His is six and deeply confused, and asks questions to end that state. He wants to know if Adam and Eve had two sons, and one killed the other, where did all of the people come from? Ask your father seems and easy answer, but one he cannot accept, too easy for a mind that needs timely response. I stumble around, try to deflect, and finally admit I don’t know but that some stories cannot be taken literally. He knows what that word means, and it is a sufficient explanation for now. In a week we’ll have the conversation once again, this time not Adam, not Eve, but Shem, Ham and Japheth, and how the three sons of Noah repopulated the entire planet, and I will once again admit to my sad lack of knowledge, and silently curse the Religious School for creating the abyss into which my grandson is all to pleased to lead me.

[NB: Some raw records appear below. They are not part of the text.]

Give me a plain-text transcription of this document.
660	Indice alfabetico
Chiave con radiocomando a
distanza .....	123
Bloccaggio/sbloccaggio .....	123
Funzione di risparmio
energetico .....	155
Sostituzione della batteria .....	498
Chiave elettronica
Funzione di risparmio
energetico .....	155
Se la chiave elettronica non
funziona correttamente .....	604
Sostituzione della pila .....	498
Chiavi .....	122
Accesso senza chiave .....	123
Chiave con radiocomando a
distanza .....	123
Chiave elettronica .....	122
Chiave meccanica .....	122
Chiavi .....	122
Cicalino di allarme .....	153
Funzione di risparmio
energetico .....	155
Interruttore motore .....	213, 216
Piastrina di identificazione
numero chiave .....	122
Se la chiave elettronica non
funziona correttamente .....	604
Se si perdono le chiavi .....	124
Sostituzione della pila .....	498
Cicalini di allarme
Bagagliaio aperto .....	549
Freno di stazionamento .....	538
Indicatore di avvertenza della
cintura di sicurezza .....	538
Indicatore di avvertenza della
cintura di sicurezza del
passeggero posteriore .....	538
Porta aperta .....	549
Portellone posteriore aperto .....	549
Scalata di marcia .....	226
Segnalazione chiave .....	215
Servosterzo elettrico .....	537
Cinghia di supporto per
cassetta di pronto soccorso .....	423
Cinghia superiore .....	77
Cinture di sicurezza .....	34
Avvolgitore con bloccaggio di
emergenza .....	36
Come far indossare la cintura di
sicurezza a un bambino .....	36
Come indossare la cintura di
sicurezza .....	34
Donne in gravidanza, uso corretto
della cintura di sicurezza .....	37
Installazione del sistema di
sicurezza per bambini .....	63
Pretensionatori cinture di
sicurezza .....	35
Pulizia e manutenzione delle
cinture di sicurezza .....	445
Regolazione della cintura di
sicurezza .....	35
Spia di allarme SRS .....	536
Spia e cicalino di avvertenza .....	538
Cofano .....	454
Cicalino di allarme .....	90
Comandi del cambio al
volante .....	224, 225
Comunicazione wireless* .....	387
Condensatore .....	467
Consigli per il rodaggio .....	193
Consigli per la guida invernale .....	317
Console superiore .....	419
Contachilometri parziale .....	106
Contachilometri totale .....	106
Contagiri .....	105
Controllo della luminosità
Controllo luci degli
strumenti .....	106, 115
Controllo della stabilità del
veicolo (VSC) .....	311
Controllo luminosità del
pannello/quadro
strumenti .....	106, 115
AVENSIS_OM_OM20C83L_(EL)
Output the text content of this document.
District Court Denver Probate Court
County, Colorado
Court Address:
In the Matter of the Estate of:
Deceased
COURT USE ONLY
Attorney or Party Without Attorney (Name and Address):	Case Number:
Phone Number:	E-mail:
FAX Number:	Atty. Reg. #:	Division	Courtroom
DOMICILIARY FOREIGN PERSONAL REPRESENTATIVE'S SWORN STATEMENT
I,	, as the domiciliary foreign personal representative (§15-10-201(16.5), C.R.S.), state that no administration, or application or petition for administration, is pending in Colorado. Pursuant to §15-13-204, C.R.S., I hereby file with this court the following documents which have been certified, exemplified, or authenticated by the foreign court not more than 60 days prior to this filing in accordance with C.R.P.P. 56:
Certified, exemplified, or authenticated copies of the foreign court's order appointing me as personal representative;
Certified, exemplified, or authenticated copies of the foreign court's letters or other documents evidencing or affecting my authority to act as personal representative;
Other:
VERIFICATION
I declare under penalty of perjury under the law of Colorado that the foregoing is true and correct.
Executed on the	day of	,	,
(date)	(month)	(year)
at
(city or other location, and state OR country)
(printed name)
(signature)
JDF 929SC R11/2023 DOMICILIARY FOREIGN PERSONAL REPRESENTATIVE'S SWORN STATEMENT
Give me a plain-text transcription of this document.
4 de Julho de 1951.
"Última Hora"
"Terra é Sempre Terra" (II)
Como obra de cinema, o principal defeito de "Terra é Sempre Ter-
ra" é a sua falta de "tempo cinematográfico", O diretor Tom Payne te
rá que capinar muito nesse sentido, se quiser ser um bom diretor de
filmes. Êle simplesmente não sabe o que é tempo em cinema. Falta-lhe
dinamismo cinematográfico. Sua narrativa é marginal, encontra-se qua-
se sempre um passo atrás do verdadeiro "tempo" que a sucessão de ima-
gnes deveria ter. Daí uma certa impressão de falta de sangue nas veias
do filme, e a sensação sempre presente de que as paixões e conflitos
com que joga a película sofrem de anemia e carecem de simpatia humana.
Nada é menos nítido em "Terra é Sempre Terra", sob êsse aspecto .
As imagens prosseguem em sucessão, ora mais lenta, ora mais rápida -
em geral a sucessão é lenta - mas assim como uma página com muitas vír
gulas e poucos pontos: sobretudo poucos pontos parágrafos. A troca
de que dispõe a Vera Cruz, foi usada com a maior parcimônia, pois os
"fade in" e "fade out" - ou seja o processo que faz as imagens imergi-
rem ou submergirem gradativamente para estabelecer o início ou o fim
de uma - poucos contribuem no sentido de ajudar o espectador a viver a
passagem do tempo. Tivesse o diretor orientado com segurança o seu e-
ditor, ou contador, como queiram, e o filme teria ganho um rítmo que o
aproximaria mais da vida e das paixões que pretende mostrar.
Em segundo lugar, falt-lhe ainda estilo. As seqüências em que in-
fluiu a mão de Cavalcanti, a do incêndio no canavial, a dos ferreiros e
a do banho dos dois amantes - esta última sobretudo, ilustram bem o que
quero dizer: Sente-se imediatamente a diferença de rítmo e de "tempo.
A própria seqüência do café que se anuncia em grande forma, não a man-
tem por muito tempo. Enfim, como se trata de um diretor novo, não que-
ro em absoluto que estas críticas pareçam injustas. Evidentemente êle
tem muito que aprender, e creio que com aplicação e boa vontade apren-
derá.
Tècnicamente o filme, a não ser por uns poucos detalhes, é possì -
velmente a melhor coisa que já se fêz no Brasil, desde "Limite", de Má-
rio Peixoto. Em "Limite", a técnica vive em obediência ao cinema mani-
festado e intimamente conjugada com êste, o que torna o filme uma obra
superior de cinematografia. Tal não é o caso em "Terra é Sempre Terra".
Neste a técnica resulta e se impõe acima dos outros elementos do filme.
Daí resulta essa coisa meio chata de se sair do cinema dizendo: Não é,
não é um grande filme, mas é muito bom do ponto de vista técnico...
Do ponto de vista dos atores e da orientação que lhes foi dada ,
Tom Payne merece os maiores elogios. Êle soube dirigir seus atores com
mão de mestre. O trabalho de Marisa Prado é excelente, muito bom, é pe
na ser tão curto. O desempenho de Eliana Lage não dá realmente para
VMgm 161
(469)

She said “now what they’ve taken away limbo” sounding a bit depressed, “not that you proceed express to the ferry dock, but that was a snap, all you were carefully taught is suddenly wrong or irrelevant. “It would be like Isaac,” I say, “climbing Mount Moriah with Abraham finding a ram tethered to a waiting altar.” My mother wants to know how I can claim to be once Jewish as though the moyel also took my freedom of religion. “We have no hell” she reminds me “at least after death.” I silently respond and try to tell her that I still don’t have a hell, at least not as she conceives it. “But I read,” she says, “the Tibetan Book of the Dead, and hell is very, very real.” I tell her my Buddhism is Chinese through a fine Japanese filter and it is the next life in which I will pay for this one. She says “I wouldn’t want to come back again,” and on that point we find the beginnings of common ground.